The Westville arts scene grew a little bigger with the opening of Chapel Haven’s new UARTS program and store in the heart of the village Friday afternoon.
Artists in the Chapel Haven Schleifer Center joined Mayor Toni Harp and State Rep. Pat Dillon for a ribbon-cutting ceremony to celebrate the opening of the new store at 12 Fountain St.
The location also will be home to Chapel Haven’s Center for Employment and Service Opportunities, which until now has been based in North Haven.
Chapel Haven President Michael Storz said UARTS and the center i be a place for Chapel Haven-connected artists with different abilities to learn how to create art for sale. Though some of the art is created by individuals, most of it is created by the artists working together. What’s for sale will grow and change as the artists learn different skills.
“They’re constantly learning new art skills, new crafts, new products,” he said. “They have input into the kinds of creative things they want to see. They will bring in guests who will teach skills that may be beyond all of our abilities and we will be able to learn that skill.
UARTS is Chapel Haven’s artisan training program which helps adults with developmental and social abilities learn skills that can lead to meaningful employment. Chapel Haven adults’ art will be available for sale the store.
The works of art include wall hangings, neckties, and scarves all handmade from participants in the UARTS program like Laurel, pictured above.

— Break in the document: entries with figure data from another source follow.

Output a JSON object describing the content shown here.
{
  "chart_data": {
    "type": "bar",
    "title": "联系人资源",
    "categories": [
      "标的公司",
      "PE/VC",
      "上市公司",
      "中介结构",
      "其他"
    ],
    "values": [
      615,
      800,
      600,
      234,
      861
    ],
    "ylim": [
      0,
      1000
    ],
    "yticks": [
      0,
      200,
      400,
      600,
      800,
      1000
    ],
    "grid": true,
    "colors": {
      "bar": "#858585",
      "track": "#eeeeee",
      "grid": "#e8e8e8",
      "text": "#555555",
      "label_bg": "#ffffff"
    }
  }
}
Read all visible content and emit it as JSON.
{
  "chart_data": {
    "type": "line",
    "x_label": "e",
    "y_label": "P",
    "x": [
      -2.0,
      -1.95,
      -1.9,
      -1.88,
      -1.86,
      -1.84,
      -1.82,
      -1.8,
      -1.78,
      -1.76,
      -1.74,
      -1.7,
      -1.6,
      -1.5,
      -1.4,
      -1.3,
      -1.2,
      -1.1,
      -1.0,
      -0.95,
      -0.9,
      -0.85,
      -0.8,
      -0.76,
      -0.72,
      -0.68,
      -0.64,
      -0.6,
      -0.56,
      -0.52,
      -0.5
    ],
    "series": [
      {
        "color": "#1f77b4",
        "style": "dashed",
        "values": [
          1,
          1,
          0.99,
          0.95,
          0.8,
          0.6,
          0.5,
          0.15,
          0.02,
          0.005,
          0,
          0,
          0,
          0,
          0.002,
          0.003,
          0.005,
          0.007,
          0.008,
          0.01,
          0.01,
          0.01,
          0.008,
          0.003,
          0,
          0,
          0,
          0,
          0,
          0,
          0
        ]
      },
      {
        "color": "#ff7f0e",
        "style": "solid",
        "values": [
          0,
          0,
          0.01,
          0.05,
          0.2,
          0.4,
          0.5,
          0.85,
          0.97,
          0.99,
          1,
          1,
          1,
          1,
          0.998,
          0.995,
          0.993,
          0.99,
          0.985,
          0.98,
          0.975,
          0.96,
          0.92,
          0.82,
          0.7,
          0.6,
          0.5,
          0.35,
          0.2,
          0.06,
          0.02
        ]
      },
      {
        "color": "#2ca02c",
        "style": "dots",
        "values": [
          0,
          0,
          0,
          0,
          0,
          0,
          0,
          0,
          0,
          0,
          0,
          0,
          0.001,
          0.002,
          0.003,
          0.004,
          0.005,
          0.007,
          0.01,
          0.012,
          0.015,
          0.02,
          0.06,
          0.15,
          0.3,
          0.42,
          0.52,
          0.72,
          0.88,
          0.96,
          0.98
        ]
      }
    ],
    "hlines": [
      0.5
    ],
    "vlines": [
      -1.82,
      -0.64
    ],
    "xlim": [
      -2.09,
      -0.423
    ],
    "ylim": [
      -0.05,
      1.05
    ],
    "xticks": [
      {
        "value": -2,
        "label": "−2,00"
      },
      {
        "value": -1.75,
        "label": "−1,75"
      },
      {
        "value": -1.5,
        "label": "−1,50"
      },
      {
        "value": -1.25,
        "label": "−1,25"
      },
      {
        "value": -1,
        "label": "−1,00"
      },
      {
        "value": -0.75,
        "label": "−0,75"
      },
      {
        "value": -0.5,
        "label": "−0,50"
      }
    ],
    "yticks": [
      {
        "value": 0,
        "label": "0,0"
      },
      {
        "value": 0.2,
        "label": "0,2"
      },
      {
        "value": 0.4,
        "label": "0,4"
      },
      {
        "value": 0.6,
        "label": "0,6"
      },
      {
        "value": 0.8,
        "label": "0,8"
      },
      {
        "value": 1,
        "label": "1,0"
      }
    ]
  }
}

Storz credited Lizzy Donius, pictured, of the Westville Village Renaissance Alliance with wooing UARTS and the employment center to Westville, where Chapel Haven is already making big investments through a multimillion dollar overhaul of its campus three blocks away.
“This is a very exciting day so glad to have this storefront, this public-facing space for Chapel Haven in the heart of Westville,” Donius said. “It has already transformed this block and we’re not even an hour in.”
She said she sees Chapel Haven “as the heart and soul of Westville,” and the opening of the UARTS store only contributes to the neighborhood’s strong arts identity.
“All of these artists are part of the arts community here in this neighborhood and this is just beyond wonderful,” she said.
State Rep. Dillon and Mayor Harp said they both got a taste of the talent of Chapel Haven artists.
“I’m really excited for the positivity and the creativity,” Dillon said.
Harp said she’s excited that people can get one-of-a-kind gifts like these handmade scarfs year-round.
Danielle Chiaraluce, executive director for Chapel Haven’s employment center, said that the point of the program is to provide meaningful opportunity for adults affiliated with Chapel Haven to identify internships and competitive wage employment.
Storz said thanks to a grant made possible by the Diana Davis Spencer Foundation, Chapel Haven is trying to make inroads in raising the employment rate for adults with disabilities. He said for adults with developmental and social disabilities have very high unemployment and underemployment rates.
“This is just the beginning,” he said. “We know our adults have talents and we’re going to showcase our talents.”
Artist Danny, pictured above, showed how he uses this loom, in the maker space Friday.
Storz said he’s happy that this first venture is in Westville because the neighborhood is part of Chapel Haven’s fabric for success.
“It’s where our adults want to be,” he said. “It’s where our adults love to be. It’s the place our adults call home.”